Demisexuality (original) (raw)

Hi there,
name's Oscar. I've recently found out about demisexuality and I feel better to know that I'm not the only one. I'm 21 and I haven't had a girlfriend or sex, but sure I've hooked up, made out with some girls. The point is, I'm not "unsocial" or "shy". I have plenty of friends, familty. I go out, have parties, meet people, work with others, make plans with my friends...
I like girls but in some way I don't get interested in them. It's kind of weird, it's not I don't feel the attraction. I can tell that a girl is pretty and hot, but I don't desire them or want to do... anything with a stranger, even if she's superhot.
As for everyone here, I guess, my familiy and friends push me: "haven't you a girlfriend yet?" "why don't you like her?" "why won't you go and talk to that girl?". But I don't want to. I've only felt interested in two or three girls in my life.

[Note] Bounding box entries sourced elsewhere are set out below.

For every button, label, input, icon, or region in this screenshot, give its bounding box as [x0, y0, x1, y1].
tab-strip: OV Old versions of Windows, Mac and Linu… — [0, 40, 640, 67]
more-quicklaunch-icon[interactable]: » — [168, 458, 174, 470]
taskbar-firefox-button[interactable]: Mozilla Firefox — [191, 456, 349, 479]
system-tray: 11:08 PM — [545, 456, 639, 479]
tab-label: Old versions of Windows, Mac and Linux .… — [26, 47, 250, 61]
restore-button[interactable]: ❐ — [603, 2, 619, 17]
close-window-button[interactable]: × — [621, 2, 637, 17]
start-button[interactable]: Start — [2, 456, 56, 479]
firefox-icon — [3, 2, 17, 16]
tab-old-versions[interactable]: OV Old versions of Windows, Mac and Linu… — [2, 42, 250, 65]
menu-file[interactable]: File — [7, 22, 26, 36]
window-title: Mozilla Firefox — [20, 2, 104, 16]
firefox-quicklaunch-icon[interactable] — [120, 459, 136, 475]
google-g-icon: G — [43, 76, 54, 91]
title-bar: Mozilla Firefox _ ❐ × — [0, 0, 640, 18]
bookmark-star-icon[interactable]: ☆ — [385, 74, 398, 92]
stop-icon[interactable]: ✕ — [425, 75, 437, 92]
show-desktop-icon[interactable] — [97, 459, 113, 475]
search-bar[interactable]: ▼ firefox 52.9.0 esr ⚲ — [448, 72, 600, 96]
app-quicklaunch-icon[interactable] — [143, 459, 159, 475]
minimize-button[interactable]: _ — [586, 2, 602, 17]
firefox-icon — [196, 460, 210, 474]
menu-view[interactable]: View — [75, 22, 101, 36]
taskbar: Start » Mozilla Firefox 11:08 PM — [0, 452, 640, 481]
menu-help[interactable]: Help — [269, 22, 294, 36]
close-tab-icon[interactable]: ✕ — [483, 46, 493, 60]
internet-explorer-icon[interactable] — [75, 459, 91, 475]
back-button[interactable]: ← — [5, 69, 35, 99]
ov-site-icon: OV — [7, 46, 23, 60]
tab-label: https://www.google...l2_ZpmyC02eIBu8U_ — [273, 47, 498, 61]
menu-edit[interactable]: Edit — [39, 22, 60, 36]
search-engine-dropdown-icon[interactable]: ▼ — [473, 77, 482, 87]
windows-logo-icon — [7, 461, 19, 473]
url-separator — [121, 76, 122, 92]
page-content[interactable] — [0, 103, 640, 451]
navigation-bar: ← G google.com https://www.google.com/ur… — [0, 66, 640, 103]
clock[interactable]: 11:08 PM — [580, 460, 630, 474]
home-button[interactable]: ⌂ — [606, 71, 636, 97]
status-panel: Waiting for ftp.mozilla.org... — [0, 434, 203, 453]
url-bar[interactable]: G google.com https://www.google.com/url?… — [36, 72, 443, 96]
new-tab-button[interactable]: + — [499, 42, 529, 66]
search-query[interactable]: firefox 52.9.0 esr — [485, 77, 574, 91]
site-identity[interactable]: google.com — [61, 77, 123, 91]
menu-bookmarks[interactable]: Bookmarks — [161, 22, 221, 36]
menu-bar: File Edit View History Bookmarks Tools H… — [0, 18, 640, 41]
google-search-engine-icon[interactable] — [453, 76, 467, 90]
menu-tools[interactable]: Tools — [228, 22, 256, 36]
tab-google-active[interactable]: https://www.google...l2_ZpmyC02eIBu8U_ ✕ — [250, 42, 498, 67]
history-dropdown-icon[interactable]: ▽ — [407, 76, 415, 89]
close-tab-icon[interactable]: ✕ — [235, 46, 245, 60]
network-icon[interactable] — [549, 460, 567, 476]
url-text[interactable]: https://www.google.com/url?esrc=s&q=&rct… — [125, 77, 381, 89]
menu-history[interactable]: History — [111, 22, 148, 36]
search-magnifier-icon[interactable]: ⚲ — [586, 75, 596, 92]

When I'm with my friends (boys), they're all the time like "hey, that girl is hot!" or "dat ass!" or "come on, let's go meet girls". And when they talk about sex, I always remain silent. When I meet a girl, I don't see her as a... girl, but as a person. I usually wanna talk to her, get to know her, just that, play nice. I feel more interested in the person than in her body. But nowadays even girls lost interest in you if you don't act like you wanna bang them.

Unlike other demisexuals, sex isn't completally unpleasent to me. I mean, I like sex, I wouldn't care having one-night sex or hooking up. I don't necessarily need to be in a relationship or "get married". And I it's not like I want to find a "special and unique girl" for the first time. But I need to trust the girl, I need to feel the connection, I must care about her and feel that she cares about me. I need to know that I'm not only a toy to her. Otherwise I can't do it, I don't like it.

Furthermore, observing my friends and other people, I see how, for sex, they lie, be selfish, arrogant, hypocrite, false, or they betray their principles or promises, and I think that society is over-sexualized and obsessed with it... Sex usually brings out the worst of people. Hence, it gets hard for me to trust other people, especially girls.

I've fallen in love with 2 girls. Love is important to me, more than anything. It has affected me significantly and changed me over the years. The first one I loved never even looked at me. I got to hook up with the second, but then I had to give it up because she felt nothing and I felt sick. It's very hard for me to find someone special, but even when I do and we like each other, she feels nothing and treats me like a toy, uses me to get fun. I hate being with someone who feels nothing for me. I don't need "love", but just some affection, connection, feeling.

To conclude: for a long time I felt bad for being alone and not doing what others do (find a partner, having sex). Now I embrace what I am, I'm a lonely wolf. I don't need to do something I don't want to. Parhaps I find someone someday, but most likely not. Even if I did, she would have to accept what I am and my lack of experience. At least, thanks to my loathing for sex, I've been able to focus on my job, my studies, my hobbies and I feel that my life is something more than just eat, sleep, sex and party, like for most of people.